While music is captive to constant recycling, nostalgia is out of fashion. We live in the now and keep looking forward as life coaches remind us that wallowing in a past that we can’t change is redundant. Not so with Bill Frisell – revered American guitarist, composer and Grammy Award winner. His latest album When You Wish Upon a Star is a compilation of his reimaginings of diverse influential film and television themes from his childhood and adolescence, and the concert of the same name is such a mesmerising distillation of memory that breaking it down into its parts with song introductions and explanations would have been jarring.

Bill Frisell. Photograph: supplied

The quartet of musicians on show were impressive.

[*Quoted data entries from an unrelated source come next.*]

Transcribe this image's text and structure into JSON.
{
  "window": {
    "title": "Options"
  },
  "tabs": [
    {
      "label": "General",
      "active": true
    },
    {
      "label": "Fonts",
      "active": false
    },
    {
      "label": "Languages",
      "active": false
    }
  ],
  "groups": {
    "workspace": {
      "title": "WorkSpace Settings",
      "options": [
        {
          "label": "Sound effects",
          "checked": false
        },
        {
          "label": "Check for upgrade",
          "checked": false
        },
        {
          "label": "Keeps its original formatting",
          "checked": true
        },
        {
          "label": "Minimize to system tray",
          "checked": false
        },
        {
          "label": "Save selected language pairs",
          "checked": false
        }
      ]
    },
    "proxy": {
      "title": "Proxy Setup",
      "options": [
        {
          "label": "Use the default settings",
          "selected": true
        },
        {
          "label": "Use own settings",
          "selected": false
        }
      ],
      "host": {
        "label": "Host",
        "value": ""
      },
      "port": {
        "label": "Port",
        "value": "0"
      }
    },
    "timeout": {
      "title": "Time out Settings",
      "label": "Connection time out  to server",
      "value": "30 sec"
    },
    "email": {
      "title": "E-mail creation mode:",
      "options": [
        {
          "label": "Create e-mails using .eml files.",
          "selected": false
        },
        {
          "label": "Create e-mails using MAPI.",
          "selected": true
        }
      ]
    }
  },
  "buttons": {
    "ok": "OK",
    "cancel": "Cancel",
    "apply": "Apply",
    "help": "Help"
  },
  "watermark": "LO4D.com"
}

While Petra Haden (daughter of legendary Ornette Coleman bassist Charlie Haden) provided the vocal glue, the complexity of the rhythms and improvisation underpinning her were breathtaking. Rudy Royston’s versatility with sticks and brushes complemented by Thomas Morgan’s frenetic finger work on bass fused seamlessly with Frisell whose guitar arrangements varied from quiet and subtle as on the title track through to rock rhythms on Once Upon a Time in the West – Farewell to Cheyenne and Tales of the Far Side reminiscent of Neil Young’s solo electric guitar soundtrack on Dead Man. And though it sounded like free jazz, the trio never wandered far from Haden.

Of course, Frisell’s memories belong to him, the collection was idiosyncratic and it took some googling to tie it all together. Yet, it all made sense and there was enough familiarity to allow everyone to connect at different stages. Early childhood wonderment was represented through the title track followed by Elmer Bernstein’s To Kill a Mockingbird in two parts and It Changes from Snoopy Come Home. Things transitioned suddenly to the teenage years and scantily clad Bond girls (You Only Live Twice, Goldfinger), and while she doesn’t have Shirley Bassey’s brute ferocity, Haden’s youthful melodious tone ­– more akin to Linda Ronstadt here – was an interesting contrast.

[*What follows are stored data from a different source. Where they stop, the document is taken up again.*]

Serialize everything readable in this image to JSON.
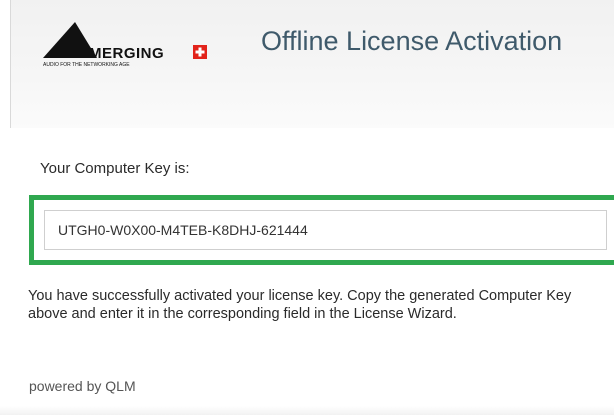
{
  "header": {
    "logo": {
      "brand": "MERGING",
      "tagline": "AUDIO FOR THE NETWORKING AGE",
      "icon": "merging-triangle-logo",
      "accent_color": "#e2231a"
    },
    "title": "Offline License Activation"
  },
  "computer_key": {
    "label": "Your Computer Key is:",
    "value": "UTGH0-W0X00-M4TEB-K8DHJ-621444",
    "highlight_color": "#2fa84f"
  },
  "message": "You have successfully activated your license key. Copy the generated Computer Key above and enter it in the corresponding field in the License Wizard.",
  "footer": {
    "powered_by": "powered by QLM"
  }
}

Roy Rogers’ Happy Trails was a shared memory and a pleasant surprise, but given the events of recent weeks, the generous encore of Bacharach’s classic What the World Needs Now and Henry Mancini’s Moon River provided a poignant reminder of why nostalgia can be so intoxicating. Not surprisingly, the audience was both entranced and uplifted, rising to their feet in appreciation.